Questions: Vibrational Overtones and Hot Bands

5 questions to test your understanding

Score: 0 / 5
Question 1 Multiple Choice

A chemist observes a weak IR absorption at approximately 3400 cm⁻¹ — close to, but slightly below, twice the frequency of the fundamental O-H stretch at 3700 cm⁻¹. What is this peak, and what physical phenomenon causes it?

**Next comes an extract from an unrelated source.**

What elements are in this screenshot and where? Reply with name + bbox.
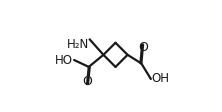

AA hot band from the v=1→2 transition, caused by thermal population of the v=1 O-H state at room temperature
BThe first overtone of the O-H stretch, appearing at slightly less than 2×3700 cm⁻¹ because anharmonicity causes vibrational energy levels to converge rather than remaining evenly spaced
CA combination band arising from simultaneous excitation of two O-H bending modes near 1700 cm⁻¹ each
DAn instrumental artifact from detector nonlinearity at high absorbance values
Question 2 Multiple Choice

A spectroscopist measures an IR spectrum of a diatomic gas at room temperature and then at 100 K. A certain weak absorption slightly below the fundamental frequency disappears at 100 K. What type of transition is this, and why does it disappear?

AAn overtone transition — at low temperatures, molecules lack the energy needed to jump two vibrational quanta at once
BA hot band (e.g., v=1→2) — at 100 K, very few molecules occupy the v=1 level, so almost none can make this transition
CA combination band — low temperatures prevent two different modes from being simultaneously active
DThe fundamental transition itself — it shifts to a lower frequency at low temperature, moving away from its usual position
Question 3 True / False

Vibrational overtones occur because the harmonic oscillator selection rule (Δv = ±1) breaks down in real molecules whose potential energy is anharmonic, allowing Δv = ±2, ±3, and higher transitions.

TTrue
FFalse
Question 4 True / False

A hot band and the first overtone for the same vibrational mode appear at the same frequency in the IR spectrum because they both involve the same energy gap between adjacent vibrational levels.

TTrue
FFalse
Question 5 Short Answer

What is the key experimental observation that allows you to distinguish a hot band from an overtone in a vibrational spectrum, and why does that observation work?

Think about your answer, then reveal below.